Yakketyyak More than 1 year ago
This really was a powerful novel - hard, gritty and uncompromising - about a hard core criminal, Charlie Rankin, who the author uses great skill to imbue with humanity and to make us, despite his horrendous acts, care about and even root for. The style is utterly unique in the way it gets inside of Charlie's head so that reading it gives you the uncomfortable sensation of seeing the world as Charlie sees it. An unbelievably tense read, with a style that doesn't waste a word, it kept me holding my breath until the very end - great dialogue, great characters, great story, great book.

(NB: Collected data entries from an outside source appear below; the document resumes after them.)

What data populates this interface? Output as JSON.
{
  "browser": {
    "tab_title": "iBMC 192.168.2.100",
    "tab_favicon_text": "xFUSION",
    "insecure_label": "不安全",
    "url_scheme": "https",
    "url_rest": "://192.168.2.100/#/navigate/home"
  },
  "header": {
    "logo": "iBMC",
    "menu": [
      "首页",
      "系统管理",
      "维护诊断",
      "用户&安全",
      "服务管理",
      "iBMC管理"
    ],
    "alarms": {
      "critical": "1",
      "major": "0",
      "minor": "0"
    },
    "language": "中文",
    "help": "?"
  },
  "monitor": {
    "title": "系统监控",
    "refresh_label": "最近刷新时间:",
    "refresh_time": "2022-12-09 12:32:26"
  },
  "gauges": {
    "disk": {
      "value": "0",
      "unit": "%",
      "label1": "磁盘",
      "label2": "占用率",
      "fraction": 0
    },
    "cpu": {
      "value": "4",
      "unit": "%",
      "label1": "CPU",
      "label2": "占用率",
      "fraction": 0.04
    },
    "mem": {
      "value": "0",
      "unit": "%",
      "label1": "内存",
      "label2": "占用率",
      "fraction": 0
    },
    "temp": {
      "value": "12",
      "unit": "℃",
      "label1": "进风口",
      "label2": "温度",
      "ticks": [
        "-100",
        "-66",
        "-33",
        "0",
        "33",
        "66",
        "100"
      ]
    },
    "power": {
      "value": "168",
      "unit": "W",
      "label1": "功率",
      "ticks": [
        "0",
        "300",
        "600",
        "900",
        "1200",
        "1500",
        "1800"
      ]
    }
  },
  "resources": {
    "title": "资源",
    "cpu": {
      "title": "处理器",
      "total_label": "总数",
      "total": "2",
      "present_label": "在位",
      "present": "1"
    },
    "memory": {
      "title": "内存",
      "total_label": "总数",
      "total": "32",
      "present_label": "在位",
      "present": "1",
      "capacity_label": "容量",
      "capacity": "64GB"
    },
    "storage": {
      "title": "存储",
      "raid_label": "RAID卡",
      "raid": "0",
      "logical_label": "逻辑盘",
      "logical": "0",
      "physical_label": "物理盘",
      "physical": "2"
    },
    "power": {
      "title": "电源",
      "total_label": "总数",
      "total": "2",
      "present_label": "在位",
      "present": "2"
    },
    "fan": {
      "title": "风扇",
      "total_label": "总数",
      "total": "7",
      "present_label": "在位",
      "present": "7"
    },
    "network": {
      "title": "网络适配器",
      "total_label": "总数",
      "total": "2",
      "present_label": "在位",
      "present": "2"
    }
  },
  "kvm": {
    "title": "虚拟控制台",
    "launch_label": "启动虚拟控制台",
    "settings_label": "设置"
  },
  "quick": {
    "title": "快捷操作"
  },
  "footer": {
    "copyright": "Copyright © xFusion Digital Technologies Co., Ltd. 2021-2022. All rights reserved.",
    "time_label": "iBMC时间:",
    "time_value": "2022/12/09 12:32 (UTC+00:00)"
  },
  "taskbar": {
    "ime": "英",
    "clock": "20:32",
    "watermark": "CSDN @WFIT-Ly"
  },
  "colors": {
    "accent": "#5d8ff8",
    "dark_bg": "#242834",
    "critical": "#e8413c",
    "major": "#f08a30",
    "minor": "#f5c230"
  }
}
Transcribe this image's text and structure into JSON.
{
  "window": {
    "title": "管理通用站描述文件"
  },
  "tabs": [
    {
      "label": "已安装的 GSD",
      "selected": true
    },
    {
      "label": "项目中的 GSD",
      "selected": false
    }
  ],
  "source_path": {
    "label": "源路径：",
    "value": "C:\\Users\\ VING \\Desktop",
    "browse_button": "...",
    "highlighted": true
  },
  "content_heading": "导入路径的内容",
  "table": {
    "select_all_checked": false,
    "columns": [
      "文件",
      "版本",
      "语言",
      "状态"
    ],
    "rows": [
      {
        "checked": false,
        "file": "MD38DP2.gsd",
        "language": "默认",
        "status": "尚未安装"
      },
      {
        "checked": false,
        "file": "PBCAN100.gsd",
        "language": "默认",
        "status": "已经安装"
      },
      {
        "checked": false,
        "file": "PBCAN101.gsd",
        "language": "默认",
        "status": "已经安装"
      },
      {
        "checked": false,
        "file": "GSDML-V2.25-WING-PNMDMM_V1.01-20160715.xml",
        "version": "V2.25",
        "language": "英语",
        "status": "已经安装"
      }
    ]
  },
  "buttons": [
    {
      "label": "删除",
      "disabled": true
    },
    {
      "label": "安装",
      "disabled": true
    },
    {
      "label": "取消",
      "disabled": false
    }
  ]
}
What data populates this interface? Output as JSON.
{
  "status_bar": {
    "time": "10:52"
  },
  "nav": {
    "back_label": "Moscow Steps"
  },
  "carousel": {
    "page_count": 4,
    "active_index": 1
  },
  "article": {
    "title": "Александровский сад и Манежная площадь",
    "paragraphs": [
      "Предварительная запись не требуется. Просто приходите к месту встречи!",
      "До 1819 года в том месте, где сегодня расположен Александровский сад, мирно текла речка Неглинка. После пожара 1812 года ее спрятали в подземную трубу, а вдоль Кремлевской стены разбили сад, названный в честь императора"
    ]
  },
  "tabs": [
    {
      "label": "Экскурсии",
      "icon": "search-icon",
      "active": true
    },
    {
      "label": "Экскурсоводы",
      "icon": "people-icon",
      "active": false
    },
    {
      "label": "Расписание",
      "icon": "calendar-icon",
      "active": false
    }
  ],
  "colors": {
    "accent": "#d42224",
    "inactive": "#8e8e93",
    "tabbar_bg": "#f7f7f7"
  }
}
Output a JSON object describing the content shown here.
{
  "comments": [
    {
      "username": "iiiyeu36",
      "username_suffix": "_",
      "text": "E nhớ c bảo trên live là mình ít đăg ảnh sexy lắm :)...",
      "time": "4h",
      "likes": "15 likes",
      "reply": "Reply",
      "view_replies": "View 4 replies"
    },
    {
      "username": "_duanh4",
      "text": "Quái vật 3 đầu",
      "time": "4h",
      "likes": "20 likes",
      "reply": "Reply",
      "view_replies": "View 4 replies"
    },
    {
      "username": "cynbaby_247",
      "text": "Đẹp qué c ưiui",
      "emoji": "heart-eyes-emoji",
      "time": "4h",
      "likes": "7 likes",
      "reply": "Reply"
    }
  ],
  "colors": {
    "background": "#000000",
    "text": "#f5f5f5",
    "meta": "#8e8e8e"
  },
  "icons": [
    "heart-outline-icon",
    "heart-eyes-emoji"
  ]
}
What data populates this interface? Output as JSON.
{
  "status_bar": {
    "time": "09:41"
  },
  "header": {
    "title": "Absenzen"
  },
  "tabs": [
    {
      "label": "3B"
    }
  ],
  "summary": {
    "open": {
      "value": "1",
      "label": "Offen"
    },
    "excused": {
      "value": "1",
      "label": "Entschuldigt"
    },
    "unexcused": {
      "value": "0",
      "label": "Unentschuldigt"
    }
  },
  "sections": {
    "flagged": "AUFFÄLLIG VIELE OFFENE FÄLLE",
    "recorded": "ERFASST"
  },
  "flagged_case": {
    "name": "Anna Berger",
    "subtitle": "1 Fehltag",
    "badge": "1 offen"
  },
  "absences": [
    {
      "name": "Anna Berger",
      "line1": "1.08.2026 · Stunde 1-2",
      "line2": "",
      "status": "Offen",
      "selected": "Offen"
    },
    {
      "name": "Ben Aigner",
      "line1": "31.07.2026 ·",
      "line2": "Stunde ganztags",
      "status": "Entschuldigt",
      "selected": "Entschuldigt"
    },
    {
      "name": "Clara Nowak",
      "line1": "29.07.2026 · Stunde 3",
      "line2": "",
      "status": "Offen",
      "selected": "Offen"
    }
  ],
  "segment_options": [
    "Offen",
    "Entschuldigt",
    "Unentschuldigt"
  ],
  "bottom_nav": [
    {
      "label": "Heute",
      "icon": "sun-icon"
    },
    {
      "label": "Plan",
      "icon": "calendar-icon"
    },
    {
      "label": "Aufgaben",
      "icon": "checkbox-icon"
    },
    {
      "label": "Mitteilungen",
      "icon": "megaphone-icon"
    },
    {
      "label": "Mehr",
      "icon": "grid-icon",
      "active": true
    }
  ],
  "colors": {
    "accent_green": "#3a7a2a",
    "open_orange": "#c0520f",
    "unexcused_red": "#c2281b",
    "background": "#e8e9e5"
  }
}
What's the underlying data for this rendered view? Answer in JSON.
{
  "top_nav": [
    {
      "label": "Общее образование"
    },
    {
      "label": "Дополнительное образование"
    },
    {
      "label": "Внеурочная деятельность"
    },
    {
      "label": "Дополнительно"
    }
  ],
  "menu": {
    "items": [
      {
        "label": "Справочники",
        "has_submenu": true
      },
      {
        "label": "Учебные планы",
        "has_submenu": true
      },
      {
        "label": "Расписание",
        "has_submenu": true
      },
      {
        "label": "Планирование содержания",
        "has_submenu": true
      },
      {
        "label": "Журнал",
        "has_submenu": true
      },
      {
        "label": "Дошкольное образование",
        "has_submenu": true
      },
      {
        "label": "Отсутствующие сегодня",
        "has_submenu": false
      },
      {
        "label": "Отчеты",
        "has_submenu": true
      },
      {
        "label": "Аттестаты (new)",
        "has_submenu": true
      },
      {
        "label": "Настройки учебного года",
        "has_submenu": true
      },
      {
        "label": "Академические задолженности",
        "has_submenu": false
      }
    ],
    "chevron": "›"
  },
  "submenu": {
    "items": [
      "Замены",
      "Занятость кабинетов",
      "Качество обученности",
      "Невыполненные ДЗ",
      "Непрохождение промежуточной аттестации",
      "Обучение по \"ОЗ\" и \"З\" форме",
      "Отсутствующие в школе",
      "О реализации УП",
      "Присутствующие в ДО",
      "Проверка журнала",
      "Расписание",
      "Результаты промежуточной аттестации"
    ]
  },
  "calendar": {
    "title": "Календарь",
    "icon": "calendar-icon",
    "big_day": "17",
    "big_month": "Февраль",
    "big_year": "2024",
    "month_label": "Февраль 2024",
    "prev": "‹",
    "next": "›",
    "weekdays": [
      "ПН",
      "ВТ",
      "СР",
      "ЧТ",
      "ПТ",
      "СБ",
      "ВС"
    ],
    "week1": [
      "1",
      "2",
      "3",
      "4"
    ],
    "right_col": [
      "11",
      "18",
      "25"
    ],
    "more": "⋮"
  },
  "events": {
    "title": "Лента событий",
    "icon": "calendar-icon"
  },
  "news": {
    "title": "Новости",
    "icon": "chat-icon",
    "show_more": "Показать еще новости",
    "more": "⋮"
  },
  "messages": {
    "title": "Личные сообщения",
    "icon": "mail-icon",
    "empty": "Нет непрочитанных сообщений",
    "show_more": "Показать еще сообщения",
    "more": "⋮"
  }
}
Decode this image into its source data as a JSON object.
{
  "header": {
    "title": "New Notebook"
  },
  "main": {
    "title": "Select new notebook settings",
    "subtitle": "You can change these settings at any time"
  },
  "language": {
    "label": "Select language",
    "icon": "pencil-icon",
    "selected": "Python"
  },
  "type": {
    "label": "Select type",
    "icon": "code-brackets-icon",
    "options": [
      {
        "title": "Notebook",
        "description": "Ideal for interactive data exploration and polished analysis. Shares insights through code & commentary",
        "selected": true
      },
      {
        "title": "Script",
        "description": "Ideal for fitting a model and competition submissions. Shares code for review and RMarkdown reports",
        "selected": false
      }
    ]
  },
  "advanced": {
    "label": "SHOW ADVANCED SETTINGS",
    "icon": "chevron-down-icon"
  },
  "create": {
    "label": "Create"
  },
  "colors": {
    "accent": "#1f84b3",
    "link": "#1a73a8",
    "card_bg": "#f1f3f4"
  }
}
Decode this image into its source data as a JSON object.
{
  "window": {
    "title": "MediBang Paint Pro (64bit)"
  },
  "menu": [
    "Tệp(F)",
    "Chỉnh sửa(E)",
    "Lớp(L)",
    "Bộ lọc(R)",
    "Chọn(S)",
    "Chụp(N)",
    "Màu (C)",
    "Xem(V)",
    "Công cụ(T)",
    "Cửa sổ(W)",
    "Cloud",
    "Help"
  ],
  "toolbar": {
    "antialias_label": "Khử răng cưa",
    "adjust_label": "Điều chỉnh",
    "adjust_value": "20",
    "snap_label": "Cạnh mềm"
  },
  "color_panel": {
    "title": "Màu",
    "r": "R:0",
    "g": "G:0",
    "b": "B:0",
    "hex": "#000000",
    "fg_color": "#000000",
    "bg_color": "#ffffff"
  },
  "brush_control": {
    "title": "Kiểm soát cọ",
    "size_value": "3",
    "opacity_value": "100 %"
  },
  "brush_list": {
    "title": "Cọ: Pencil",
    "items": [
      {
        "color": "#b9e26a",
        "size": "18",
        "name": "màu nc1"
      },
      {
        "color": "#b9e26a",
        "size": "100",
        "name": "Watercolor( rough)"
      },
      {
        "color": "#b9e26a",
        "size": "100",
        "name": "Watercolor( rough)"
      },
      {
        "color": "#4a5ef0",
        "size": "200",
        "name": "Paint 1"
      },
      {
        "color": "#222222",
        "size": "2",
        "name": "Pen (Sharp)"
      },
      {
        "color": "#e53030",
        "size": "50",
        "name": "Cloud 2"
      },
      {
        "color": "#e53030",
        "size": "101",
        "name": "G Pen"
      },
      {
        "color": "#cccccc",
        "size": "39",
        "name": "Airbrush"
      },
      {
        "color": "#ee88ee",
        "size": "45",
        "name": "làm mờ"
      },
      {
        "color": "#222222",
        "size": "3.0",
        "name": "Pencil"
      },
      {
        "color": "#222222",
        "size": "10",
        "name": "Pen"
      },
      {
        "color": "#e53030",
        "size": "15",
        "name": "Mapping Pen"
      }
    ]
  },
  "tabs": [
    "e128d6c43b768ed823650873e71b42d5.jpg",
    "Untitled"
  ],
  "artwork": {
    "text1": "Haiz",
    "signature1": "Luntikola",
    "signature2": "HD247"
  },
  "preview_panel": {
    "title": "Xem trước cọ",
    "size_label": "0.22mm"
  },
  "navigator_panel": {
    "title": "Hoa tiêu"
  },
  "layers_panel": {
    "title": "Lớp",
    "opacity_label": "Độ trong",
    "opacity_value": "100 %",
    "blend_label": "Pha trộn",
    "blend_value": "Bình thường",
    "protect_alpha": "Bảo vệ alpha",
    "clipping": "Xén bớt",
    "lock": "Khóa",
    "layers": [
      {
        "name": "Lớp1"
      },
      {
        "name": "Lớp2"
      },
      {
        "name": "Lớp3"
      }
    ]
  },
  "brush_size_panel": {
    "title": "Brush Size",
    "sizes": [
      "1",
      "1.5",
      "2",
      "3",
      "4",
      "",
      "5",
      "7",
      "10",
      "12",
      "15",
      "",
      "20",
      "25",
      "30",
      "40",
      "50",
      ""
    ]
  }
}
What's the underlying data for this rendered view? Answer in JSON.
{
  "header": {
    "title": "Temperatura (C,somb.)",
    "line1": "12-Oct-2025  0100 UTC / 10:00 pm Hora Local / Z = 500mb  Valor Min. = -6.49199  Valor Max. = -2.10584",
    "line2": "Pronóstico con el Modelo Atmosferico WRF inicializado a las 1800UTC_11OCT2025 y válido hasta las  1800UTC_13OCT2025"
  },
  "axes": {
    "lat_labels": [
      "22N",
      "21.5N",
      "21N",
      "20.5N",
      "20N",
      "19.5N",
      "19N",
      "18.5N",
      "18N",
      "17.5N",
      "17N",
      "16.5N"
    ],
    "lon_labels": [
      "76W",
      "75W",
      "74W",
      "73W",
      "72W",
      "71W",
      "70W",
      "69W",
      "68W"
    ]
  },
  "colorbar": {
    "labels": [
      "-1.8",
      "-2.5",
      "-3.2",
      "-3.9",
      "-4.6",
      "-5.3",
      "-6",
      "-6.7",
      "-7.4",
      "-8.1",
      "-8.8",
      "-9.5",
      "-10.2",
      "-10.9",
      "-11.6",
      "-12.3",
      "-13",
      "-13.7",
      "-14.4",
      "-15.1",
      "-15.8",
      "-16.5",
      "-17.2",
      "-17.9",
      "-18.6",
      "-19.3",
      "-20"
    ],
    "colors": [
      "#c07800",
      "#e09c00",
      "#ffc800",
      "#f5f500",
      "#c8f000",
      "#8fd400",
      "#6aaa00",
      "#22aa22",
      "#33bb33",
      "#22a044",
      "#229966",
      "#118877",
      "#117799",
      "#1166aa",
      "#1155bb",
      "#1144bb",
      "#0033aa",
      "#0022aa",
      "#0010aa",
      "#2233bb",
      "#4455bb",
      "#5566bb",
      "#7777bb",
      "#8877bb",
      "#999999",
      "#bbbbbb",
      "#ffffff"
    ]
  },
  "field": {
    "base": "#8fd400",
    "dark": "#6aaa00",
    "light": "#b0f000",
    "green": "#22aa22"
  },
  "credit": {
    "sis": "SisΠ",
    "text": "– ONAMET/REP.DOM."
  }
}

bluelu More than 1 year ago
rough, urgent & down to earth lowly type of man. sort of drifting around & through life. a man who seems to be seeking to define himself while fullfilling a promise, made to his 'protector' while in prison. he must murder someone,who is not only is a complete stranger to him, he doesn't know why or any of the circumstances or reasons behind the murder motive. intense & urgent. i enjoyed this 2nd book by Jones, even better was his first book 'a single shot'. try both. very good & fast reads too as they kept me going to see what would happen ;next. not for the everyday reader. an acquired taste, for those who are tired of the same old, same old, you know.
Calaboose More than 1 year ago
I loved this book - sort of a blend of the best of Jim Thompson and Cormac McCarthy. Really compelling story about a couple on the run and what the world looks like from the jumbled mind of a killer. The sort of precise writing that makes you see, smell, hear, feel every moment as if you're in it. Highly recommended.